Despite having worn the Team USA colors before in various international tournaments, St. Louis Blues defenseman Kevin Shattenkirk still becomes emotional just looking at the jersey.
That feeling should multiply by several levels when Shattenkirk tugs on his red, white and blue gear for his first game at the Winter Olympics in Sochi, Russia.
"Every stage gets a little bit bigger," Shattenkirk said. "Every time you see a jersey, you always get that same sense of pride when you see it hanging up in the locker room and you have your name on there.
"As a young kid, you don't really realize it until you play in your first international tournament. When you wear that jersey, that's what it's all about."
Team USA's Blues contingent of Shattenkirk, David Backes and T.J. Oshie could be facing teammate Jaroslav Halak in goal for Slovakia during a preliminary-round game at 6:30 a.m.

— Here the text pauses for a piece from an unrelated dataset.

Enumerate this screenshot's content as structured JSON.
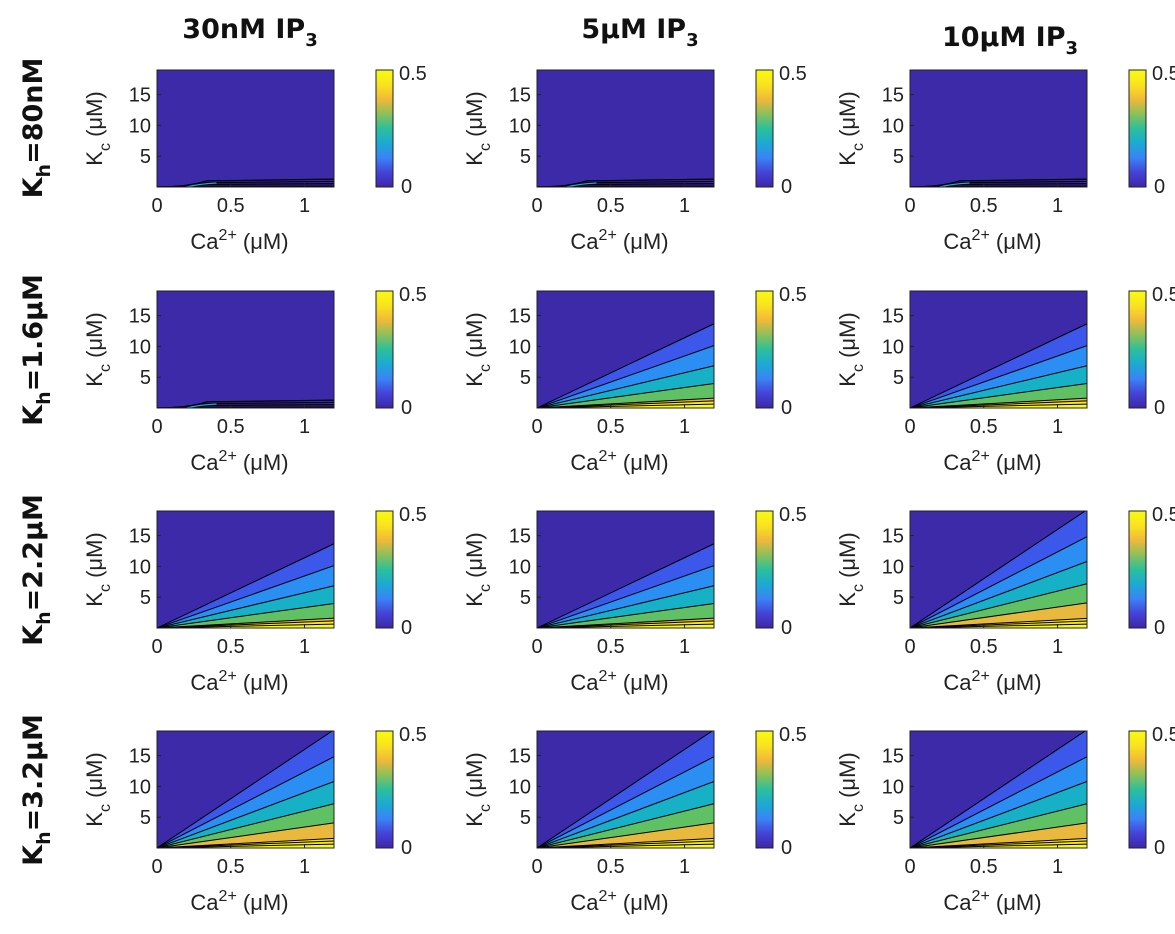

Thursday on the NBC Sports Network.
Despite growing up in the New York area, Shattenkirk, 25, is not part of the generation that still genuflects at the altar of the 1980 "Miracle on Ice" team that won gold in Lake Placid, N.Y.
"The 1980 Olympic team was special, but I wasn't alive for that," Shattenkirk said. "That was a while ago, so you get to watch all the history stuff about it a bunch of times."
Shattenkirk does share an important connection with one of the 1980 Team USA players. He and Jack O'Callahan both wore the captain's "C" at Boston University and both played on national championship clubs for the Terriers.
"Apparently every time there's a BU hockey player on the team. ... that's all I've got to say," Shattenkirk said with a smile when thinking of another potential gold medal for Team USA.
"The timing of that win, with everything that was going on politically, that's what makes it such a special moment," Shattenkirk said. "It's not only one of the greatest Olympic hockey moments for us as a country, it's just one of the greatest Olympic moments.
"You see all these great stories and that's what makes the Olympics so special."
Even before he played for Boston U., Shattenkirk was already playing for his country on the under-17 and under 1-8 U.S. National Team Development Program.
"Once you play against Sweden and Canada and all those teams, that's where you get that real sense of pride," Shattenkirk said. "To have that hammered into you when you're that young; to have the opportunity to play in the world juniors and world championships and kind of move up the ranks, it's important."
Colorado's first-round pick and the 14th overall selection in 2007, Shattenkirk has always been one of the top offensive defensemen in his age group.
Did he always hope to play in the Olympics?
"They were always a goal of mine, but to get there you have to make the NHL," he said. "You have to stick in the NHL and then you have to be a prominent player, so it's tough. It could have gone any way I think, but you just have to put yourself in the right position.
"It's become a reality, so now you have to get ready for it and get ready to play."
"It's going to be great," Shattenkirk said. "I don't think I've fully come to grips yet with how big the stage is or how many people will be watching the games. That part of it is so cool. You're part of this much bigger thing.
"It's something I'm going to be able to talk about for the rest of my life."